The next few days at work were less frantic but still unappealing. There was another manager who came in and was incredibly rude to me. She had a Deliverance face and breasts so large that it looked like she stuffed two footballs under her shirt. In fact, one skeezy guy called me over when this woman went to the back and said “she’s got big tits, huh?” That encounter was my first interaction with a patron, and 13 years later I have to say that very little has changed. That night ended with me seeing a mouse hauling ass between the seats, and I finally decided that I didn’t want to be there anymore. I asked the rude woman if it were at all possible to change my shift to mornings or afternoons, and her response was something along the line of, “you were hired to work nights, and if you don’t want to work nights, then tough.”

The cherry on top of it all was on another day when I bent down to grab a tray of buns and the back of my pants just ripped open in front of two female coworkers, one of them being the nice woman who trained me and the other being a classless girl with a face riddled with zits. Prior to this happening the zitty girl was doing a happy dance because she had the weekend off and her boyfriend was coming over to bang her. I was told to just go home for the rest of my shift and come in the next day. After three short weeks at this place, I decided that the world of fast food wasn’t for me. Maybe it was because I was a lightweight, but the job just defeated me. I called in and told the manager that I was quitting. After the expected “why are you leaving us?” conversation I was told to come in a couple days later to pick up my check from the owner and drop off my shirt and visor.

When I went in the owner went about everything like it was your average, everyday occurrence, which it was. He barely said a word to me and just wrote out my check, which turned out to be a pain in the ass to cash because it was a personal check and I had to go to some random Asian bank to get it cashed. The zitty girl who was so excited about getting boned gave me one of the meanest looks I’ve ever seen and let me know that because of me quitting she now had to work my weekend shift. I left Wienerschnitzel feeling a little relieved but at the same time disappointed that it took under a month to break me. It would be another month or so before I got a much better but also short-lived job at the post office, sorting packages by zipcode. It was seasonal work, so I didn’t feel like such a failure when that job ended.

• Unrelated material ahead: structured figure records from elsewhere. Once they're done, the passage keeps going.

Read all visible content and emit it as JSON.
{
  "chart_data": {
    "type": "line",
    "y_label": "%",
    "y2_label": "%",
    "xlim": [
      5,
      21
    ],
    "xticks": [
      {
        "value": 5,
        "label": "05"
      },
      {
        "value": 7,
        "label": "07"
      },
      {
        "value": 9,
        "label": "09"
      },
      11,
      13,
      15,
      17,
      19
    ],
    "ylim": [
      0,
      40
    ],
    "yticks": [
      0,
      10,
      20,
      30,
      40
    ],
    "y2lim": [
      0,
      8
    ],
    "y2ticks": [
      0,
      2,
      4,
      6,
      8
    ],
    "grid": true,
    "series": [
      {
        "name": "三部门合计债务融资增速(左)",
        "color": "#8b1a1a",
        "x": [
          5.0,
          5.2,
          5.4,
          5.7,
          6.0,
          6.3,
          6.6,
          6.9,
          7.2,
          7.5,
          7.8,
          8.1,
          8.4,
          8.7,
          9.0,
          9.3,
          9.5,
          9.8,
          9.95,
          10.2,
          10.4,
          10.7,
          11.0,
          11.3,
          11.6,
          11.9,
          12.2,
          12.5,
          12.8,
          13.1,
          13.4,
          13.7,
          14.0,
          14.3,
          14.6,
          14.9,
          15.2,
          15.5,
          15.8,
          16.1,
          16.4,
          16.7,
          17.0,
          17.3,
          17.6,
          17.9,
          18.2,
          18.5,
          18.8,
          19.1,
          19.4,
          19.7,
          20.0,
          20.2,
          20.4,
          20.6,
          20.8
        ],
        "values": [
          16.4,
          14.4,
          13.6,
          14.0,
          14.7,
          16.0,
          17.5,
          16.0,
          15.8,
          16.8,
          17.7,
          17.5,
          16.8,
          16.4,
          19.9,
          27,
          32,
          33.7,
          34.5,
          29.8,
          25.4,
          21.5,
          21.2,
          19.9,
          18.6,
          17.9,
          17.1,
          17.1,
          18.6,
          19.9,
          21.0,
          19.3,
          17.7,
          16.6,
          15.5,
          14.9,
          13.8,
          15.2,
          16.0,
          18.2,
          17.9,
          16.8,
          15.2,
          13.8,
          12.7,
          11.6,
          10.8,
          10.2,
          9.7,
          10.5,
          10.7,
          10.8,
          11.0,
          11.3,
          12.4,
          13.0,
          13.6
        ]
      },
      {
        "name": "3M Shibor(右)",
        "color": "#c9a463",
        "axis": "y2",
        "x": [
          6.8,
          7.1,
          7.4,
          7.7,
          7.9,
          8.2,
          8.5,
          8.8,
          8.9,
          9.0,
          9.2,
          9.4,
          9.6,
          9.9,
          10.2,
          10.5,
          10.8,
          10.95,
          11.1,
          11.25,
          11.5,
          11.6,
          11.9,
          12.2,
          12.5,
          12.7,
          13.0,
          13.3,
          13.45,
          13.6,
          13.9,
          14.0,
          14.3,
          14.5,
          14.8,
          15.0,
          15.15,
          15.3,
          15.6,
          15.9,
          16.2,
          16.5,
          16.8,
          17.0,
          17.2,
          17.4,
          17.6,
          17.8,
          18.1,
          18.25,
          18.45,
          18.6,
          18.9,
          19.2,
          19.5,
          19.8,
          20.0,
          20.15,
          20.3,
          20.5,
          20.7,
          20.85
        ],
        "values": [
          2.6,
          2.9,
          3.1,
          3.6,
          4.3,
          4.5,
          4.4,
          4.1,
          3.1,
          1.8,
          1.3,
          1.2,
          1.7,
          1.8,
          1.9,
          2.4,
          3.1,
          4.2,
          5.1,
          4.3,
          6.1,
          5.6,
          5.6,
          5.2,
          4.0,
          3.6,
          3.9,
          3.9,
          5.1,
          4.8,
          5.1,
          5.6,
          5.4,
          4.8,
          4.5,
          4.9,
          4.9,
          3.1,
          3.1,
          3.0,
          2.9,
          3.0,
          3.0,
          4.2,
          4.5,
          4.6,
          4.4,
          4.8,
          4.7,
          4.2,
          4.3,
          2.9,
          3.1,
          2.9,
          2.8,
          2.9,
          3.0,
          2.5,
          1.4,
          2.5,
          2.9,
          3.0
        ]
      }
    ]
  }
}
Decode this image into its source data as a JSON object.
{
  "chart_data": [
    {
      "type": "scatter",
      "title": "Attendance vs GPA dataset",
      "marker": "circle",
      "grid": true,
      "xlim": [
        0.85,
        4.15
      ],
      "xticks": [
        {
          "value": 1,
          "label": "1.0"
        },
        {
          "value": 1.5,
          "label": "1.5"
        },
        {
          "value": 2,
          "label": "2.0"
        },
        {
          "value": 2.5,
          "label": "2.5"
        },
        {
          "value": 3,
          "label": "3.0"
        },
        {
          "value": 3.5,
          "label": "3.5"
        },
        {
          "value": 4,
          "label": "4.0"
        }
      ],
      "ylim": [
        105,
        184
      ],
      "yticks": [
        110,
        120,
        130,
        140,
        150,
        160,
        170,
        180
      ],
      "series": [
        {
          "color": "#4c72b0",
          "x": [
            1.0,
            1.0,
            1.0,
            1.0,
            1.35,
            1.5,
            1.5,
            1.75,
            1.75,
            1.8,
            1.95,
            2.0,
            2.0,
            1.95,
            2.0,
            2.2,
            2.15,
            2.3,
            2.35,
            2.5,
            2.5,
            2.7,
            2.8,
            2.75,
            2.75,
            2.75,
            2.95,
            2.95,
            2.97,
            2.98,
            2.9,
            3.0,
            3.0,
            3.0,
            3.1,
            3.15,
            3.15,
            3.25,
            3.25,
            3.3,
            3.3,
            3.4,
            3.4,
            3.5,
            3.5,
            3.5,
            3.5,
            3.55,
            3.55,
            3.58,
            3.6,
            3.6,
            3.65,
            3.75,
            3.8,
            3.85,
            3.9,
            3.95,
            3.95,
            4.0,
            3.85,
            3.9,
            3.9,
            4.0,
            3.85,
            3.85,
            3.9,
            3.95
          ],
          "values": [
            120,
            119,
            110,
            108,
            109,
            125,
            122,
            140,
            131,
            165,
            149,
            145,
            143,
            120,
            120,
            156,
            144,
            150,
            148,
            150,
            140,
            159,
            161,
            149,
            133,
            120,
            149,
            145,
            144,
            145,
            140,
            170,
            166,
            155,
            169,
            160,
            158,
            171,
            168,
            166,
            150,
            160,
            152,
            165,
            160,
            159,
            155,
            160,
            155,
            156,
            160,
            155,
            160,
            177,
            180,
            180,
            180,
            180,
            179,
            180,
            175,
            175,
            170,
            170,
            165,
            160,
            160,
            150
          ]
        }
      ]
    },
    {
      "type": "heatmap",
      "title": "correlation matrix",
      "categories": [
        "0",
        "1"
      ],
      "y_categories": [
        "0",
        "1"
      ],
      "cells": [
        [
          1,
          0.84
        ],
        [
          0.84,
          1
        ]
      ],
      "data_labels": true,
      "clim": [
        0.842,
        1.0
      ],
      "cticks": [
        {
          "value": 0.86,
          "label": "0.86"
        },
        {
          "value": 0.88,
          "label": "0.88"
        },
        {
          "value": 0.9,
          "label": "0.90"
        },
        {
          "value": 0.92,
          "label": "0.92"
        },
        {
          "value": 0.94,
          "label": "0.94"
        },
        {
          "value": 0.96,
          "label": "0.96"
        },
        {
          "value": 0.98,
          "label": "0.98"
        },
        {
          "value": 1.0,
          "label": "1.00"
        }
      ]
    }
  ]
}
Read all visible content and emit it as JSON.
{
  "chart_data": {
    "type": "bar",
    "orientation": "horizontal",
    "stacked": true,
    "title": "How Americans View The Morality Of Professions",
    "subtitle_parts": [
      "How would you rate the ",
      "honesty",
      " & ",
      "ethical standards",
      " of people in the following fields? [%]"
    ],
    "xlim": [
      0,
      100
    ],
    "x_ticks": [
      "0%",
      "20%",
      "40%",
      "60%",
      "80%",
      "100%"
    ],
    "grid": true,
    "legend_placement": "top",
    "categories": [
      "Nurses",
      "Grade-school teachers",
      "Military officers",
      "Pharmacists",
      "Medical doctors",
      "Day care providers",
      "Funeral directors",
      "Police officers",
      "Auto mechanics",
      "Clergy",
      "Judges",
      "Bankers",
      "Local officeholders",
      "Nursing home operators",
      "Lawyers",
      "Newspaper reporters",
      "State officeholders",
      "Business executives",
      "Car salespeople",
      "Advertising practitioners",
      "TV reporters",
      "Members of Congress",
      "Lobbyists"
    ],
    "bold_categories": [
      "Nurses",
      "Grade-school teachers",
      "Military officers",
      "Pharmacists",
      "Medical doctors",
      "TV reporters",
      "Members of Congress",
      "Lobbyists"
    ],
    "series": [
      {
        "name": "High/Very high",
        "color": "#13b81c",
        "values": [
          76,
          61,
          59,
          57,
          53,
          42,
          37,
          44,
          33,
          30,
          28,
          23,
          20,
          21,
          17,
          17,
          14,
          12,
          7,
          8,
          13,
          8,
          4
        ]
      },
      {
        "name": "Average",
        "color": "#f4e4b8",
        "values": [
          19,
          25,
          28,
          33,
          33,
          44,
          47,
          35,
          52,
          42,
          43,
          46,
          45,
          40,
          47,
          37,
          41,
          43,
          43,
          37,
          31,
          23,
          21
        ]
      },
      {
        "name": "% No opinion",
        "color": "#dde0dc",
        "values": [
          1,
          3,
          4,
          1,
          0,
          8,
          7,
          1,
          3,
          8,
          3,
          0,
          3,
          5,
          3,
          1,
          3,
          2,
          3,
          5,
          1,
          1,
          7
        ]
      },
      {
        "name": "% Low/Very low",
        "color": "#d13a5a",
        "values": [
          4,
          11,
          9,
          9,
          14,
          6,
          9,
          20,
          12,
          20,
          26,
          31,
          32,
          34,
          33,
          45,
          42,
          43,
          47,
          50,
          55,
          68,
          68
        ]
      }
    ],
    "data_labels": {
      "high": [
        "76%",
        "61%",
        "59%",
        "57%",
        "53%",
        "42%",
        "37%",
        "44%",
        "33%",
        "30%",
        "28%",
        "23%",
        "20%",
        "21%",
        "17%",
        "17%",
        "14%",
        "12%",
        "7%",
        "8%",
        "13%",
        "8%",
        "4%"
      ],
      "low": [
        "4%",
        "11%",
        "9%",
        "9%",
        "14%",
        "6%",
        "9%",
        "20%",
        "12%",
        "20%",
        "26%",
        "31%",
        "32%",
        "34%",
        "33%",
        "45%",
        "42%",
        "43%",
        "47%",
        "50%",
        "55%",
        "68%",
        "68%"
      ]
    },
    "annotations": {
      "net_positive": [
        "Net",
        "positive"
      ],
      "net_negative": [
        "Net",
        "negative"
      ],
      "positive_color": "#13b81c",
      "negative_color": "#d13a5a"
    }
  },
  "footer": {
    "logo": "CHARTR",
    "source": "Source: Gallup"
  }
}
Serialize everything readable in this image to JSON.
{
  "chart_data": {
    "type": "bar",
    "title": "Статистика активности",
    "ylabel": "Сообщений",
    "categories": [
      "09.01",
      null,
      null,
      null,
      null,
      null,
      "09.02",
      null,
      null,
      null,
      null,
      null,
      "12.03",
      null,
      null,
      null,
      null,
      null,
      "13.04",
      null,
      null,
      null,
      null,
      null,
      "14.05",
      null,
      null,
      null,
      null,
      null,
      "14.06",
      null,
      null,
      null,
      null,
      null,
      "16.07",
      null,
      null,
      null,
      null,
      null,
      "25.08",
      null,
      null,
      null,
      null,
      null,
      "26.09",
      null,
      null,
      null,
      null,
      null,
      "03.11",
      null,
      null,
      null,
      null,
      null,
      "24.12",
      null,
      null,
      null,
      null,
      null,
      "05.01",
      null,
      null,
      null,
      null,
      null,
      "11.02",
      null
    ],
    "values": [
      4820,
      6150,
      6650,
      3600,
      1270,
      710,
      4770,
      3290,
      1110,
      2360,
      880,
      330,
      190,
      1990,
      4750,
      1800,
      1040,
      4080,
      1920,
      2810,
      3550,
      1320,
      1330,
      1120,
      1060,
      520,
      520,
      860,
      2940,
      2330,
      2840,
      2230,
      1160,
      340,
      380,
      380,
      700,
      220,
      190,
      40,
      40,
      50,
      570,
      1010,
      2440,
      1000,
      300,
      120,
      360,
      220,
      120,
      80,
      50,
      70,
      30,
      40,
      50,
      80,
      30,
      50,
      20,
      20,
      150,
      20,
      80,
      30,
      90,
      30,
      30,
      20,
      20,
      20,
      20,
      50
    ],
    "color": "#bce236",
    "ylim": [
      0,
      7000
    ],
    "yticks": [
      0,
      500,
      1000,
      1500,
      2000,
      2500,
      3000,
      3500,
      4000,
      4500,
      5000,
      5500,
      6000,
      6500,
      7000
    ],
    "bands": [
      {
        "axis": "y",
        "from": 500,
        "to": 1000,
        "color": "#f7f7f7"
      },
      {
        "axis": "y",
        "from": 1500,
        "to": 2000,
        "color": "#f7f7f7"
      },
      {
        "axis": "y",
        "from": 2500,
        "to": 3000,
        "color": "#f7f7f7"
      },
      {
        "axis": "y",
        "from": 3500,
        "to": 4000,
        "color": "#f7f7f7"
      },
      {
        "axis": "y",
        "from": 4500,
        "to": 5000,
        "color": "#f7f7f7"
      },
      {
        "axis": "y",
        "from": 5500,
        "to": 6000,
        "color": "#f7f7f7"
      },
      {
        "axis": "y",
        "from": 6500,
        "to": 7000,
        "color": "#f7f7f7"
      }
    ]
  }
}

I don’t know what happened to anyone who worked at this place after I left, but it’s gone now. A few years ago it was converted into a Starbucks, which for some reason seems out of place in this location. I looked up the owner online a bit ago, and found absolutely nothing. I’m guessing he’s no longer in the hotdog business and is content driving his classic cars and cheating on his wife. I, on the other hand, have not worked in fast food ever since, but I still eat at Wienerschnitzel on occasion and love it, despite knowing better.